From here there tends to be a lot of overlap.  Dry vermouth can be an aperitif, while sweet vermouth can be either an aperitif or a digestif depending on the season.  So what is vermouth?  It is a fortified, aromatized wine.  Or, in layman's’ terms, wine that is spiked with neutral flavored spirit (usually grape-based brandy) and has sugar and herbs added to it for flavoring.  Most vermouths clock in at around 18%, putting them firmly in reach of our cordial license.  They are delicious on their own, served chilled, or on the rocks with a twist.  They also make fantastic components in cocktails because of the body and aromatics they add to a cocktail.  Vermouth, unlike other cordials, is still wine-based, which means that it will oxidize, albeit substantially slower than a bottle of wine.  Keep vermouth in the fridge, and it should maintain its designed flavor for 4-6 weeks.  We carry Cinzano Rosso, Carpano Antica, and Punt e Mes.

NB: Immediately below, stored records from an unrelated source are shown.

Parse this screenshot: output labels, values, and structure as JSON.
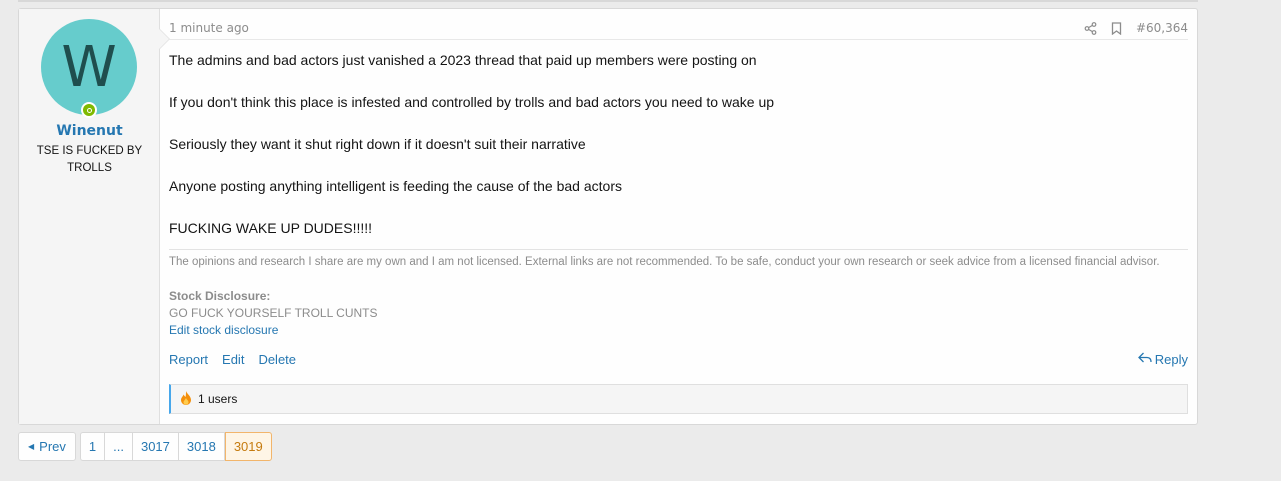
{
  "post": {
    "user": {
      "avatar_letter": "W",
      "avatar_color": "#66cccc",
      "name": "Winenut",
      "title": "TSE IS FUCKED BY TROLLS",
      "online": true
    },
    "time": "1 minute ago",
    "post_number": "#60,364",
    "body": [
      "The admins and bad actors just vanished a 2023 thread that paid up members were posting on",
      "If you don't think this place is infested and controlled by trolls and bad actors you need to wake up",
      "Seriously they want it shut right down if it doesn't suit their narrative",
      "Anyone posting anything intelligent is feeding the cause of the bad actors",
      "FUCKING WAKE UP DUDES!!!!!"
    ],
    "signature": "The opinions and research I share are my own and I am not licensed. External links are not recommended. To be safe, conduct your own research or seek advice from a licensed financial advisor.",
    "disclosure": {
      "title": "Stock Disclosure:",
      "text": "GO FUCK YOURSELF TROLL CUNTS",
      "edit_label": "Edit stock disclosure"
    },
    "actions": {
      "report": "Report",
      "edit": "Edit",
      "delete": "Delete",
      "reply": "Reply"
    },
    "reactions": {
      "icon": "fire-icon",
      "text": "1 users"
    }
  },
  "pagination": {
    "prev": "Prev",
    "pages": [
      "1",
      "...",
      "3017",
      "3018",
      "3019"
    ],
    "current": "3019"
  },
  "colors": {
    "link": "#2577b1",
    "muted": "#8c8c8c",
    "online": "#7fb900",
    "current_page_bg": "#fef5e6"
  }
}
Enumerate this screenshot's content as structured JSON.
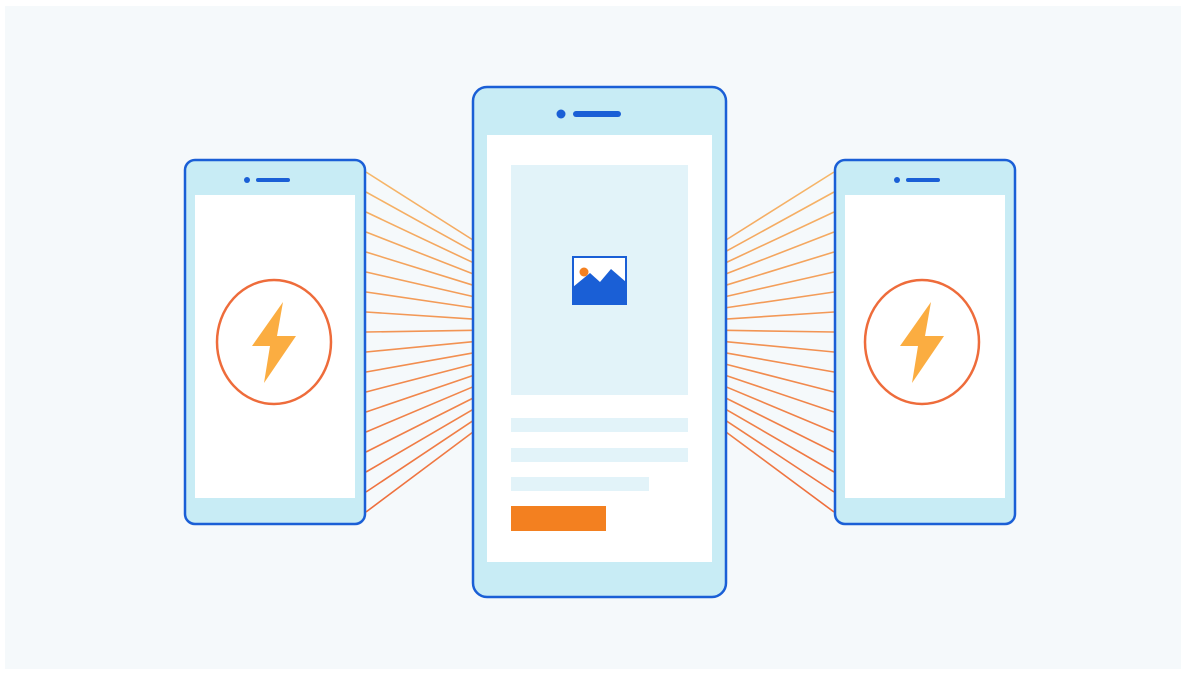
{
  "illustration": {
    "phones": [
      {
        "id": "left",
        "screen": "lightning-circle"
      },
      {
        "id": "center",
        "screen": "content-page"
      },
      {
        "id": "right",
        "screen": "lightning-circle"
      }
    ],
    "center_screen": {
      "text_lines": 3,
      "button": "orange-button"
    },
    "icons": [
      "lightning-icon",
      "image-icon",
      "camera-dot-icon",
      "speaker-icon"
    ],
    "colors": {
      "background": "#f5f9fb",
      "phone_body": "#c8ecf5",
      "phone_outline": "#1a5fd6",
      "screen": "#ffffff",
      "placeholder": "#e2f3f9",
      "accent_orange": "#f38020",
      "ring": "#ee6c3b",
      "bolt": "#fbad41",
      "ray_top": "#f6b86a",
      "ray_bottom": "#ee6c3b"
    }
  }
}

The next two categories are in some ways subcategories of the digestifs and whether their constituents belong to one category or the other is hotly debated.  Amari and Bitters are predominantly drank at the end of the meal.  Amari are Italian cordials of varying degrees of bitterness developed to prevent “agada,” a broad sort of term for anything negatively affecting the digestive process.  It seems like every town in Italy has its own native secret recipe, closely guarded, that the locals swear is THE perfect health tonic.  Famous amari include Fernet Branca, Averna, Nonino, Braulio, and Montenegro.  As to whether anything that comes from outside of Italy can be an amaro...well, don’t ask the Italians but most authorities say yes.  Some people include the Chartreuses, Becherovka, and Underberg, some don’t.  

Amaro does translate to “bitter” from Italian.  So why the second category? I find “bitters” as an independent category to be useful primarily when thinking about cocktails.  Something is a bitter to me when it’s primary use is in cocktails and it’s incredibly unlikely that someone will drink it by itself.  Campari, Gran Classico, and Kummel are prime examples on our back bar: while Campari is branding itself as an amaro these days to get in on the trend, I’ve met precious few cocktail nerds who want to sip on it neat like a whiskey.  Kummel is straight out of the question in that regard as well.  Like all cocktail nerdery, this is all incredibly fluid and makes for a spirited debate (puns intended).  These are just the ways I tend to break it all down in my brain to make sense of everything as I try to navigate a guest through the spirits that we do have.